3: no military quartering in time of peace without consent.

4: no unreasonable search and seizure (the right to be secure in their persons, houses, papers, and effects...)

5: No person shall... "be deprived of life, liberty, or property, without due process of law; nor shall private property be taken for public use, without just compensation."

This last one is especially pertainant because private property in this case is being treated like public property. In fact, I have heard that very language. They are calling the businesses in question "public," which is legal absurdity.

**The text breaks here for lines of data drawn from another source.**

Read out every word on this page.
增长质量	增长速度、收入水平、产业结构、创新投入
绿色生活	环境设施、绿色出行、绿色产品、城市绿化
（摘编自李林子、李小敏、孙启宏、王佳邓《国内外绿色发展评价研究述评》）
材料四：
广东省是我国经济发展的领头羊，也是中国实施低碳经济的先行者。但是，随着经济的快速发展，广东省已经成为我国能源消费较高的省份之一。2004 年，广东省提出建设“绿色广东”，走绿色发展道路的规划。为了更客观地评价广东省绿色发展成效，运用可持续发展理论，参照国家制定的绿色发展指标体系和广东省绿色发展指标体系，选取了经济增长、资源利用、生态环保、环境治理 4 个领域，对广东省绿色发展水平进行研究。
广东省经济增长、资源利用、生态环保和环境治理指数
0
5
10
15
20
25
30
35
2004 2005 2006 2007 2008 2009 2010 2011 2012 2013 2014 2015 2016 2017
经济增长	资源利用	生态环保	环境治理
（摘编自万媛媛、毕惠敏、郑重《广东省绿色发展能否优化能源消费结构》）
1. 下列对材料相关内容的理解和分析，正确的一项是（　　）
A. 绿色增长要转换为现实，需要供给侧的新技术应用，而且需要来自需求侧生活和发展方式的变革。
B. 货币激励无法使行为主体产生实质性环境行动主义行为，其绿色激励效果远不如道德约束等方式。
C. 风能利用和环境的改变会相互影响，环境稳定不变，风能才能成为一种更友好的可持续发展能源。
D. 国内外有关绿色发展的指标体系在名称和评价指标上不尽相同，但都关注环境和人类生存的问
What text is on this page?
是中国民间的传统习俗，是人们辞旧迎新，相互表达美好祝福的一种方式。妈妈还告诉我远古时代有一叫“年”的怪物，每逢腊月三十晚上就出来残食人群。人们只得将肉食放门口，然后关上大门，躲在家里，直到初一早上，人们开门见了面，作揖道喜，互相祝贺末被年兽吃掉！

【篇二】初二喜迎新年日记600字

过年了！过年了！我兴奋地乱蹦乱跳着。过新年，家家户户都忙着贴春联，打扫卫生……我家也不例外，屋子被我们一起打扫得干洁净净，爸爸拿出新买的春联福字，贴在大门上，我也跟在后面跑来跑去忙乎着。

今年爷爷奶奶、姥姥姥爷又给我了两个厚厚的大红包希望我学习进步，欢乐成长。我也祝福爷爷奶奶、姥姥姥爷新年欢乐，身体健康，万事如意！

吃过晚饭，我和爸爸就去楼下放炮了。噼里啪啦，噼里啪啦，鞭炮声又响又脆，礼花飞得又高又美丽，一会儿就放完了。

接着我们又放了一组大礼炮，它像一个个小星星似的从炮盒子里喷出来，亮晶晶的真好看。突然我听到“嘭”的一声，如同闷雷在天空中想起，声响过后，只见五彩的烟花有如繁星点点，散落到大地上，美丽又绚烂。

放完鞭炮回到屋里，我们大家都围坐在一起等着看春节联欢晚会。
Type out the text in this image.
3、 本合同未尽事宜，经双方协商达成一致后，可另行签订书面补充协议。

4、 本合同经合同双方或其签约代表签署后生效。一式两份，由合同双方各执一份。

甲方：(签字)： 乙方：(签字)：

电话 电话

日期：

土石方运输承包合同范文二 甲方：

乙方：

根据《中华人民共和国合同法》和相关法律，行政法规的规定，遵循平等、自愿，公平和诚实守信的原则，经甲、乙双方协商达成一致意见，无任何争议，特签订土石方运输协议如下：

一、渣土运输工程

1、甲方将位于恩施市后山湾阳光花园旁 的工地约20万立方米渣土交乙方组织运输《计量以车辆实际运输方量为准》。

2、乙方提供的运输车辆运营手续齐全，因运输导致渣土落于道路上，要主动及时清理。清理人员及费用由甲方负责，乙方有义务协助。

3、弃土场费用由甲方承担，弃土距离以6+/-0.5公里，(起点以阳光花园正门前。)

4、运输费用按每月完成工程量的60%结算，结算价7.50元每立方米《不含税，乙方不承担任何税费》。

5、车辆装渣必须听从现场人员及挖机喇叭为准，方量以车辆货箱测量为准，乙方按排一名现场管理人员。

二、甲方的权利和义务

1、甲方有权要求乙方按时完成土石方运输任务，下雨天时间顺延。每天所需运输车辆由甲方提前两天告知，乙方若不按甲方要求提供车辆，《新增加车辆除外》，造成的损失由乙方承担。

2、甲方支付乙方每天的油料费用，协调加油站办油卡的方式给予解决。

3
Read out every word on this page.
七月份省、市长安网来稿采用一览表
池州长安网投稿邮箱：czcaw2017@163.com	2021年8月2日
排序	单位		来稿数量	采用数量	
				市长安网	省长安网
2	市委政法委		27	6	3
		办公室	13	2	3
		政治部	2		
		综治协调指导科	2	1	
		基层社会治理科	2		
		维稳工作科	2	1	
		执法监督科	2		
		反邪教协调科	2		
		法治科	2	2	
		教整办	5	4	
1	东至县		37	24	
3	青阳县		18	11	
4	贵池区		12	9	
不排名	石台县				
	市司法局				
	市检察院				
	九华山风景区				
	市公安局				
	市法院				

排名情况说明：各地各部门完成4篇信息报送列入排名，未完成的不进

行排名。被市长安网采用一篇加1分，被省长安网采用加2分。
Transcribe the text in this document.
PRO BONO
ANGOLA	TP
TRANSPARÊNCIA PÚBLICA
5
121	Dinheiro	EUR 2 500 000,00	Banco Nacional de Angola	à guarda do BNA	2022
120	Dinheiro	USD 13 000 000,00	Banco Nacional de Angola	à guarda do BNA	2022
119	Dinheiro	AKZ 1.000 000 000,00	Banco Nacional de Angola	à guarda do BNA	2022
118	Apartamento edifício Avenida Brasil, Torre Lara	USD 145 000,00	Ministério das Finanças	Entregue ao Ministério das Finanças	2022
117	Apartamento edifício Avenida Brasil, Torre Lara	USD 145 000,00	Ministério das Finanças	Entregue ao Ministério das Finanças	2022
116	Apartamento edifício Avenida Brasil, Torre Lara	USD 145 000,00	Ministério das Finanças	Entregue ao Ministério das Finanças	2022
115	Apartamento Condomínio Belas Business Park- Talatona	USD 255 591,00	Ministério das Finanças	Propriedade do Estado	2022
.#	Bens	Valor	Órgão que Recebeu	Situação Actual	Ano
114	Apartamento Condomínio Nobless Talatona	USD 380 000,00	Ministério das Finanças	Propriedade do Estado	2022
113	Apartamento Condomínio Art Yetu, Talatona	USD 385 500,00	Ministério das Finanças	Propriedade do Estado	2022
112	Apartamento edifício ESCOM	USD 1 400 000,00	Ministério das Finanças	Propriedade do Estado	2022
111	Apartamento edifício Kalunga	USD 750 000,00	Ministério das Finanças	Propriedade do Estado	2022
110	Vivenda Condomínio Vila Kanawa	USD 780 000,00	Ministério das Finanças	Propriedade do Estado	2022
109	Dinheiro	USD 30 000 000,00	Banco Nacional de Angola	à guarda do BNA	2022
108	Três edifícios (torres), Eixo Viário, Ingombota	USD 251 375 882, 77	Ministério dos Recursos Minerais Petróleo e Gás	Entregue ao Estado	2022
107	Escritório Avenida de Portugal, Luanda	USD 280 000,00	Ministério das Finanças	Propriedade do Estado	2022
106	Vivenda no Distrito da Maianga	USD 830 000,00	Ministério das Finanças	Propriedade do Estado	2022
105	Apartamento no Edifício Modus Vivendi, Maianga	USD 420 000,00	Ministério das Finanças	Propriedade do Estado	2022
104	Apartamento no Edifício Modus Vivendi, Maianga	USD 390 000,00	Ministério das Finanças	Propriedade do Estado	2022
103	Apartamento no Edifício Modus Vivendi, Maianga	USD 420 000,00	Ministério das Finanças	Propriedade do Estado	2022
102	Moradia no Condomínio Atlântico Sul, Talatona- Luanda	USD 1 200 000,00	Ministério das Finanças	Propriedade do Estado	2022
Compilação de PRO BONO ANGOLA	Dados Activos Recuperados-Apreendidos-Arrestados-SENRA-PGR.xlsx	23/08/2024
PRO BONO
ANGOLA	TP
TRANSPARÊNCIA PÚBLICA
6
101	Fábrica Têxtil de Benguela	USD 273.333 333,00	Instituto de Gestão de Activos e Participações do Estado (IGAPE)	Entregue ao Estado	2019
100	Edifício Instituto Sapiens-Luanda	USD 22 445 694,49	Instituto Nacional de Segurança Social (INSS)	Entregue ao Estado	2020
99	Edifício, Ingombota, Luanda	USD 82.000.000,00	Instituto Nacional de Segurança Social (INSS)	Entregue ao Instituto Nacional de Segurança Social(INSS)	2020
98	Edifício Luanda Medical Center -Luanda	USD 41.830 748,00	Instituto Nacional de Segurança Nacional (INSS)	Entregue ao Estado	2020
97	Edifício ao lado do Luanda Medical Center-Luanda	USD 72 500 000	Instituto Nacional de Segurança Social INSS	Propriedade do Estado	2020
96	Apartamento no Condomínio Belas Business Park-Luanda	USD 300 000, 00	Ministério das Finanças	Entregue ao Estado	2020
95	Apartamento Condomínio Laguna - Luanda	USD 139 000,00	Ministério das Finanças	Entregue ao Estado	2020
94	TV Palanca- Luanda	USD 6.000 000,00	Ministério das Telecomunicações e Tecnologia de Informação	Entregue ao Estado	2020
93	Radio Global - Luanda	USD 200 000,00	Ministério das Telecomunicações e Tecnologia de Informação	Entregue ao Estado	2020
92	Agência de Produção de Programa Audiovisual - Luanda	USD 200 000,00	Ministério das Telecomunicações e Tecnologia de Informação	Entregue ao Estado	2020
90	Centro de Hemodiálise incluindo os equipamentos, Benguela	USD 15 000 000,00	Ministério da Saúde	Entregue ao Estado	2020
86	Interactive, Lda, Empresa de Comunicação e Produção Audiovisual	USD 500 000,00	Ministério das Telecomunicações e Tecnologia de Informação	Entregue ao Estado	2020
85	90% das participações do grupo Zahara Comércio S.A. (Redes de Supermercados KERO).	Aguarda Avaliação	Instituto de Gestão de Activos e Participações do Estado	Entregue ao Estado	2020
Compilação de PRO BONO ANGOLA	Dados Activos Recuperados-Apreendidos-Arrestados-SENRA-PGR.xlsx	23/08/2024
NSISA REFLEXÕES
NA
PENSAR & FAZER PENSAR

There is a similar (although more extreme case) where some courts have declared shopping malls part of the "public square," forcing the owners to give space to political speech on their property. The arguments for this are varied and it depends on the state usually. Some say that malls are replacing the public arena and therefore must give space for the otherwise availible public speech.

Regardless, a smoking bar is still provate property, and while there isn't a legal expectation of privacy, like in a residence, the question of who can do what on the premises is still in the hands of the owner.

4:42 PM, November 02, 2005  
Blogger Joshua said...

Thanks Mark!
Gloria - I don't really see a connection between smoking and freedom of speech? Perhaps I don't have a good grasp of freedom of speech.
Incredible how much I still have to learn even though I've lived on this side of the border for almost 8 years now!

9:29 AM, November 03, 2005  
Blogger Mike said...

The lines between what you can and can't do are ever increasingly being based on the offending of others around you.

12:01 PM, November 03, 2005  
Blogger Gloria said...

Hmm. Freedom of speech was not what I meant to wright. Neither did I intend to spell smoke as spoke. Sorry. What meant was our rights as being free to do as we please as long as it does not break the law. That may not make sense ether but I'm not very good at writing down what I'm thinking. Have you noticed?

5:37 PM, November 03, 2005  
Blogger Kristi said...

I wouldn't necessarily call it "a medical aversion," even if it was a Doctor who promoted this. More on that later perhaps-I have to get back to work.

1:58 PM, November 04, 2005  
Blogger Gloria said...

augh! I did it again!It is write not wright.